Uma reportagem publicada nesta terça-feira (9) pelo Jornal O Globo revela um dos fatores que mais pressionam as contas públicas e agravam a crise da Previdência Social no Brasil: o pagamento de salários acima do teto constitucional a milhares de servidores.
Um estudo realizado por organizações da sociedade civil apontou que o país gasta cerca de R$ 20 bilhões por ano apenas com remunerações acima do limite legal.
PRIVILÉGIOS
Para chegar a esse valor, foram analisados os subsídios pagos a cerca de 4 milhões de servidores ativos e inativos, de um universo estimado em 11 milhões de funcionários públicos nas três esferas de governo e nos três poderes.

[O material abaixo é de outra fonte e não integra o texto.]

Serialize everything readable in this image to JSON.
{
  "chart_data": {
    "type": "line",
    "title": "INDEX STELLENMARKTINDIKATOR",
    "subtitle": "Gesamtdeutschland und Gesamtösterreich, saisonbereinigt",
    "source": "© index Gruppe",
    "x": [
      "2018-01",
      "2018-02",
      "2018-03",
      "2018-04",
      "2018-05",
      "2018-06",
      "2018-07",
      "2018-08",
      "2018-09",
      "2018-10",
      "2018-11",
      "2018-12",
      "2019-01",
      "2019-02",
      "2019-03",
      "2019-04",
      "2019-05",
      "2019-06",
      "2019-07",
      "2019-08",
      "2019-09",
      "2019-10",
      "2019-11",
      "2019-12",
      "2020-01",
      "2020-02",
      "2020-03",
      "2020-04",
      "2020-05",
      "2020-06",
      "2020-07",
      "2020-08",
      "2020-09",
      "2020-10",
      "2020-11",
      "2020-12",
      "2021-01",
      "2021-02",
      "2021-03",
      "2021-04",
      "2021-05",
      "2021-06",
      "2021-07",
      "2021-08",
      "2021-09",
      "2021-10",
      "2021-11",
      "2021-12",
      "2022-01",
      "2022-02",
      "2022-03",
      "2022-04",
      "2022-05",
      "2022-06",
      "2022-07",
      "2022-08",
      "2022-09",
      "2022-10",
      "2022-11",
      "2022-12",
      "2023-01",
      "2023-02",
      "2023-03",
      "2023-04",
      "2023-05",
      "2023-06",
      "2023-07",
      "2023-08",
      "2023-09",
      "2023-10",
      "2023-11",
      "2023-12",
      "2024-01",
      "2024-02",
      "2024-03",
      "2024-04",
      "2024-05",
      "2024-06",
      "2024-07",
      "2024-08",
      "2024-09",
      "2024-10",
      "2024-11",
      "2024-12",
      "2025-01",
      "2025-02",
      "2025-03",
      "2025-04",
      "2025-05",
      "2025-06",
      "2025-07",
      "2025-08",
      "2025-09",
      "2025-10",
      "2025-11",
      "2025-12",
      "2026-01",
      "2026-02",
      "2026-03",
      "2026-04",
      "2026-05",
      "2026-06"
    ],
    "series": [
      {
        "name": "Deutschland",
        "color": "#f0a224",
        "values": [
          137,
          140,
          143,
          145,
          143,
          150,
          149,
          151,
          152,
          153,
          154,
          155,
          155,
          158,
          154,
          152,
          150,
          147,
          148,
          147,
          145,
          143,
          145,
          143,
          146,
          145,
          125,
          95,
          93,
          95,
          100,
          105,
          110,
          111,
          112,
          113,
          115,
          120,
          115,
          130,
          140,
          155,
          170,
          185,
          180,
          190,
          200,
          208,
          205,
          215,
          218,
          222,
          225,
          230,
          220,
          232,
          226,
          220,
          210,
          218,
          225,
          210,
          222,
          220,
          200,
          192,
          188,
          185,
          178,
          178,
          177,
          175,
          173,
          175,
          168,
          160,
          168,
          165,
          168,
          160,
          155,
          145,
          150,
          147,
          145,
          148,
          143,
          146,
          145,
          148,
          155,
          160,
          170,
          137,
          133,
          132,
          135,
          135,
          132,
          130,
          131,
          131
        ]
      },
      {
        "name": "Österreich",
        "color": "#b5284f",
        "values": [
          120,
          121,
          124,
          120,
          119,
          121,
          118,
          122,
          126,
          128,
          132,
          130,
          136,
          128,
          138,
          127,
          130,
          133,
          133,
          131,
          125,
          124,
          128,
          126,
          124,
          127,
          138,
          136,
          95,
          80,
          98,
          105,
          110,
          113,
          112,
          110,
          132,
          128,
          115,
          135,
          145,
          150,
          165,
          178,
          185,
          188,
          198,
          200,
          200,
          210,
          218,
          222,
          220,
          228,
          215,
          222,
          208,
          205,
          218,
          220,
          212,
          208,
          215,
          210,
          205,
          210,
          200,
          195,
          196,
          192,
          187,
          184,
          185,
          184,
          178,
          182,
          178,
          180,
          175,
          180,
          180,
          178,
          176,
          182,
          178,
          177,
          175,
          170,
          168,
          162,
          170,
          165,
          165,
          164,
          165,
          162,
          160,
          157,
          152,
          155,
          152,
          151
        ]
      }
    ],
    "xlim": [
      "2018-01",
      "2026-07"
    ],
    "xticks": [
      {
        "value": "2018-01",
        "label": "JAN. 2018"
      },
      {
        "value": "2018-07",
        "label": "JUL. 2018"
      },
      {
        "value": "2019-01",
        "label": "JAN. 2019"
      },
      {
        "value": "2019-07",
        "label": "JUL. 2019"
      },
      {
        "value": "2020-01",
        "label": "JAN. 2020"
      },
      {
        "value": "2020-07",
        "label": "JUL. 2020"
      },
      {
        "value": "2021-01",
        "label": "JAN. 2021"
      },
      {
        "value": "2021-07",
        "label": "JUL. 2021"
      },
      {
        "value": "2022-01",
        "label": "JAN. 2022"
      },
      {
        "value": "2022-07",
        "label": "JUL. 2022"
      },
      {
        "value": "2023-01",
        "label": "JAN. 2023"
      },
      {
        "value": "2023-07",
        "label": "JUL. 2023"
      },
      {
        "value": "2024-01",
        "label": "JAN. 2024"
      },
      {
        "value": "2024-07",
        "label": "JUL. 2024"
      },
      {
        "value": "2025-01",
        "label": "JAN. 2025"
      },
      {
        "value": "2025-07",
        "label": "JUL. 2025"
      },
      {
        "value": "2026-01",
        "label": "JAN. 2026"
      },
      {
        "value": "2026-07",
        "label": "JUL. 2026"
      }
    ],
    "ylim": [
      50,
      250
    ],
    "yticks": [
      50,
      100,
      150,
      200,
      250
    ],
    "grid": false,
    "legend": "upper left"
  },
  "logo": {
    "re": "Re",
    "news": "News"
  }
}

O levantamento identificou 53,5 mil servidores recebendo acima do teto do Supremo Tribunal Federal, grupo no qual 10,7 mil são aposentados ou pensionistas.
JUDICIÁRIO
Entre os poderes, o Judiciário concentra a maior parte dos supersalários. Dos 53,5 mil servidores com remuneração acima do teto constitucional, 21,1 mil são magistrados, segundo o estudo. Em nota, o Conselho Nacional de Justiça afirmou que o Poder Judiciário possui autonomia orçamentária e que cabe à Corregedoria Nacional de Justiça acompanhar, apurar e determinar a suspensão de pagamentos considerados irregulares.
DISTORÇÕES
As distorções nos salários do alto escalão do funcionalismo contribuem diretamente para o desequilíbrio das contas públicas, pressionando a Previdência, ampliando desigualdades e comprometendo a capacidade de investimento do Estado.